Neither incident exposed customer data. Both were called human error. But the timing lands in the same week as two major supply chain attacks across the Python and JavaScript ecosystems, an EU Parliament vote extending AI Act deadlines, and a ChatGPT vulnerability that allowed silent data exfiltration via DNS.
This edition unpacks what the Anthropic leaks actually revealed, why operational security matters more than safety whitepapers, and what European enterprises should demand from AI providers before putting them in regulated workloads.
TL;DR
Anthropic leaked unreleased model details (March 26) and Claude Code source code (March 31) in back-to-back incidents. No customer data exposed, but the reputational damage to the "safety-first" brand is significant.

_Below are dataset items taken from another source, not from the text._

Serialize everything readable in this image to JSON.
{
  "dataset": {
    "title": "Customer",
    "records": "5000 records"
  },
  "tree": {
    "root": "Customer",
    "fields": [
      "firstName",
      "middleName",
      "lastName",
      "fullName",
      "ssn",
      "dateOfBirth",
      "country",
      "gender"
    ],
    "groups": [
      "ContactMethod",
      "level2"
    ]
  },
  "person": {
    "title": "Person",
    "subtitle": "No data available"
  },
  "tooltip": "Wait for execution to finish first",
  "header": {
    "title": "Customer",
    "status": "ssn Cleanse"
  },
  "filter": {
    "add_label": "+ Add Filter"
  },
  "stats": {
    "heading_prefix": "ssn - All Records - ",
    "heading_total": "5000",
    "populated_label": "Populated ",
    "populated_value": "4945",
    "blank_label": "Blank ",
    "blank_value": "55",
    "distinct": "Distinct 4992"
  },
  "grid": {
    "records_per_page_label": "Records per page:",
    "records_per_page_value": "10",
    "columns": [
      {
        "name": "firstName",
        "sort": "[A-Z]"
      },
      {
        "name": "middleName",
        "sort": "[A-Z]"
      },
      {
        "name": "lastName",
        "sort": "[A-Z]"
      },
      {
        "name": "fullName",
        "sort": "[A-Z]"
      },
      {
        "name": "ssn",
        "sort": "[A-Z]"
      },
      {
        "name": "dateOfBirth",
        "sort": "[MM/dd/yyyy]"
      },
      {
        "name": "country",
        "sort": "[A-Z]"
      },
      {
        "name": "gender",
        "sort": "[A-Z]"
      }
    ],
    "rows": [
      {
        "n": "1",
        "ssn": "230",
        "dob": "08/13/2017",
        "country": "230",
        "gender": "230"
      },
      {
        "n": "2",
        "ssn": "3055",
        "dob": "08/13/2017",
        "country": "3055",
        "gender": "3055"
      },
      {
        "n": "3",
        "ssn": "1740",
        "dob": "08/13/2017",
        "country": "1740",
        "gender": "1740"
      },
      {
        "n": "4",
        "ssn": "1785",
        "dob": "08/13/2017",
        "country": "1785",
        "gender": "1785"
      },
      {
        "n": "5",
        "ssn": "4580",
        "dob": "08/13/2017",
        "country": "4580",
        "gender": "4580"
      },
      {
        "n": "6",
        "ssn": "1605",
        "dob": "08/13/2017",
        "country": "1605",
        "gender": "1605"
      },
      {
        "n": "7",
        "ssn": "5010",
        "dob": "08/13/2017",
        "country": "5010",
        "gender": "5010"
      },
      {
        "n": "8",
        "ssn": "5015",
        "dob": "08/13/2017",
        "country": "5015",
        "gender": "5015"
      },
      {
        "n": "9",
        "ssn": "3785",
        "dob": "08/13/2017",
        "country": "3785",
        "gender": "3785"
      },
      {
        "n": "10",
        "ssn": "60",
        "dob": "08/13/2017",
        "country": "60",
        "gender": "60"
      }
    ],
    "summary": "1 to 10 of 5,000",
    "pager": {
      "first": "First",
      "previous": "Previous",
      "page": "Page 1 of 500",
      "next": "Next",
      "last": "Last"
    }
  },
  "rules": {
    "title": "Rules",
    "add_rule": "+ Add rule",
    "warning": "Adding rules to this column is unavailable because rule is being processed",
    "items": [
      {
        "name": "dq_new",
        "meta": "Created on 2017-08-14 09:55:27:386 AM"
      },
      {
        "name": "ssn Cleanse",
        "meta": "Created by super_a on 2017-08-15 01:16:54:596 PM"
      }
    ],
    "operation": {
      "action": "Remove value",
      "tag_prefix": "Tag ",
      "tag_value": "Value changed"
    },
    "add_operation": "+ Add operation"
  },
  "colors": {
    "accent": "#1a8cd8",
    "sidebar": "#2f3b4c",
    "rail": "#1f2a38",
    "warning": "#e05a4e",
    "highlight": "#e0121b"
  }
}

The EU Parliament voted 569-45 to delay AI Act high-risk deadlines to December 2027. But Article 50 transparency obligations still apply August 2, 2026 — do not slow down.
LiteLLM and Axios were both backdoored this week — two supply chain attacks across Python and JavaScript in the same seven-day window. AI tooling is now a high-value target. Google attributed the Axios compromise to a North Korea-nexus threat actor.
ChatGPT had a vulnerability allowing silent data exfiltration via a hidden DNS channel. A single prompt could leak uploaded files through DNS queries while ChatGPT denied transmitting anything. OpenAI patched it, but the implications for enterprise AI usage policies are serious.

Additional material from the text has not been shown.